Recently, my oldest son participated in a holiday concert which I attended with my younger son and my boys’ father. Afterward, as I was taking pictures of the boys and their father, a friend offered to take a picture of us all together. To be honest, I felt hesitant. Their dad and I have been apart for over 15 years and we do not have one picture with the four of us together. But despite my feelings of awkwardness, I stepped into the picture. As my son and I eagerly viewed the photo, I have to say I was pleasantly surprised at all of our expressions, especially my boys! They looked genuinely happy, and their faces touched my heart! Through this photo, I believe God showed me that although we are divorced, to my sons we are still a family. It was then I realized how this single moment was years in the making.

In the days that followed, I continued to view our picture and I found myself thinking, “How did we all arrive at such a place of healing?”

Love is a VerbDivorce is one of the most intense forms of brokenness one can experience. In addition to numerous other emotions, it can create a sense of panic, becoming unanchored from all that is familiar. You come away feeling fragmented. And when you have children involved, the initial comfort of your parenting philosophy and the plan of raising your children in a two parent household folds in an instant. As my boys’ primary caregiver after the divorce, I was left whirling, attempting to regain my footing, while simultaneously assessing my situation as a single mom and quickly making plans about how I was going to raise my boys. Over the years, their dad and I have really struggled to find a way to effectively co-parent for various reasons — lack of communication, ego, resentment, selfishness, the list could go on. For many years, the idea to be gracious and walk in love with their father was not a priority for me. I was in survival mode and had to use all of my energy to focus on taking care of myself and my boys who both have exceptional needs. I was so committed to show immense love to my children in an effort to shield them from feeling broken. It took me quite some time to realize I was to extend grace and love to their father as well.
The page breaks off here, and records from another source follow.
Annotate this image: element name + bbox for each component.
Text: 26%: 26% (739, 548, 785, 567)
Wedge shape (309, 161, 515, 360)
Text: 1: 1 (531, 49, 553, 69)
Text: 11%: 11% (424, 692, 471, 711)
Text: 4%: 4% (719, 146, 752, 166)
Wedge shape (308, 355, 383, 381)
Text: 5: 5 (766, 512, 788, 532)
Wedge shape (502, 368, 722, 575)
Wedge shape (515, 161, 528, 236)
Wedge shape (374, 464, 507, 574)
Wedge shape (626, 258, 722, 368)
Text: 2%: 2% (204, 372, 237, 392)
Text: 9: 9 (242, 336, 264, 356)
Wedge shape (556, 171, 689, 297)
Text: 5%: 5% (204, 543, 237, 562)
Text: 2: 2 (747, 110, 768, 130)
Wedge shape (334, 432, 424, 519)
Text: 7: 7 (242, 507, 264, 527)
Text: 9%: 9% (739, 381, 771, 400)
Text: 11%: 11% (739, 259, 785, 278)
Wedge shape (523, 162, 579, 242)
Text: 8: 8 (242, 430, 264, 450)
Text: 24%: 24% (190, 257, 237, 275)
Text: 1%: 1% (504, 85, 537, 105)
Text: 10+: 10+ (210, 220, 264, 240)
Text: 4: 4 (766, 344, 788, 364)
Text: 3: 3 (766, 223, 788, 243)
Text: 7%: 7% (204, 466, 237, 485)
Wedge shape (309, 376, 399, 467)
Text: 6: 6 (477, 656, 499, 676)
As a child, I learned to imitate Christ through observing how my parents treated those who had been hurtful to us. At the time, I did not realize they were also showing God’s love. Learning to show grace and love after experiencing divorce has helped my boys and me to heal individually and has allowed my sons to have continued access and quality time with their father. As parents, no matter what our co-parenting situation, we must make a decision daily to strive to be imitators of God and to consistently show love to others, regardless of who they may be. Not only are our children watching, but they benefit from learning how to show love to others even when the ties which bind them are broken — be it friendship, marriage or any other interpersonal relationship.

The last thing I ever thought I could do would be to share a photo with my boys and their father, but God knew it was necessary for me to see his love for us and through us, realizing God had us resting in his hands the entire time.